Five minutes later she was wondering if she'd need a second cart. Struggling to balance a couple of enormous boxes on top of the mound of other purchases, she turned a corner.
And rapped smartly into another cart.
"Sorry. I can't seem to . . . oh. Hi. "
It had been weeks since she'd seen Dr. Mitchell Carnegie, the genealogist she'd hired - more or less. There had been a few brief phone conversations, some businesslike e-mails, but only a scatter of face-to-face contacts since the night he'd come to dinner. And had ended up seeing the Harper Bride ghost.
She considered him an interesting man and gave him top marks for not hightailing it after the experience they'd all shared the previous spring.
He had, in her opinion, the credentials she needed, along with the spine and the open mind. Best of all he'd yet to bore her in their discussions of family lineage and the steps necessary to identifying a dead woman.
Just now it looked as if he hadn't shaved in the past few days, so there was a dark stubble toughening his face. His bottle-green eyes appeared both tired and harassed. His hair badly needed a trim.
He was dressed much like the first time she'd met him, in old jeans and rolled-up shirtsleeves. Unlike hers, his basket was empty.
"Help me," he said in the tone of a man dangling from a cliff by a sweaty grip on a shaky limb.
"I'm sorry?"
"Six-year-old girl. Birthday. Desperation. "
"Oh. " Deciding she liked that warm bourbon voice, even with panic sharpening it, Roz pursed her lips. "What's the connection?"
"Niece. Sister's surprise late baby. She had the decency to have two boys before. I can handle boys. "
"Well, is she a girly girl?"
He made a sound, as if the limb had started to crack.
"All right, all right. " Roz waved a hand and, abandoning her own cart, turned down the aisle. "You could've saved yourself some stress by just asking her mother. "
"My sister's pissed at me because I forgother birthday last month. "
"I see. "
"Look, I forgot everything last month, including my own name a couple of times. I told you I was finishing some revisions on the book. I was on deadline. For God's sake, she's forty-three. One. Or possibly two. " Obviously at wit's end, he scrubbed his hands over his face. "Doesn't your breed stop having birthdays at forty?"
"We may stop counting, Dr. Carnegie, but that doesn't mean we don't expect an appropriate gift on the occasion. "
"Loud and clear," he responded, watching her peruse the shelves. "And since you're back to calling me Dr. Carnegie, I'd hazard a guess you're on her side. I sent flowers," he added in an aggrieved tone that had her lips twitching. "Okay, late, but I sent them. Two dozen roses, but does she cut me a break?"
He jammed his hands into his back pockets and scowled at Malibu Barbie. "I couldn't get back to Charlotte for Thanksgiving. Does that make me a demon from hell?"
"It sounds like your sister loves you very much. "
"She'll be planning my immediate demise if I don't get this gift today, and have it FedExed tomorrow. "

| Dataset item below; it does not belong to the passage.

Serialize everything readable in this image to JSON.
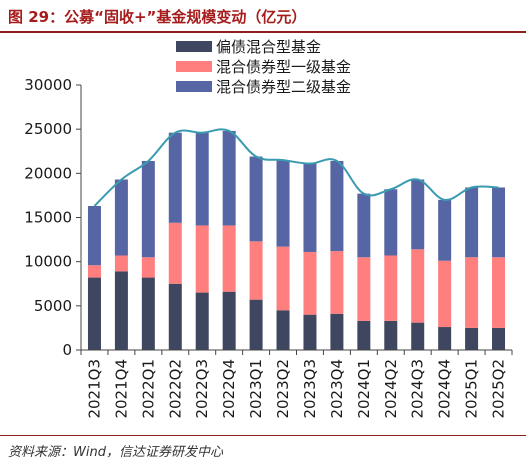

She picked up a doll, set it down again. "Then I assume your niece's birthday is tomorrow, and you waited until the eleventh hour to rush out and find something for her. "
He said nothing for a moment, then laid a hand on her shoulder so that she looked over, and up at him. "Rosalind, do you want me to die?"
"I'm afraid I wouldn't feel responsible. But we'll find something, then you can get it wrapped up and shoot it off. "
"Wrapped. God almighty, it has to be wrapped?"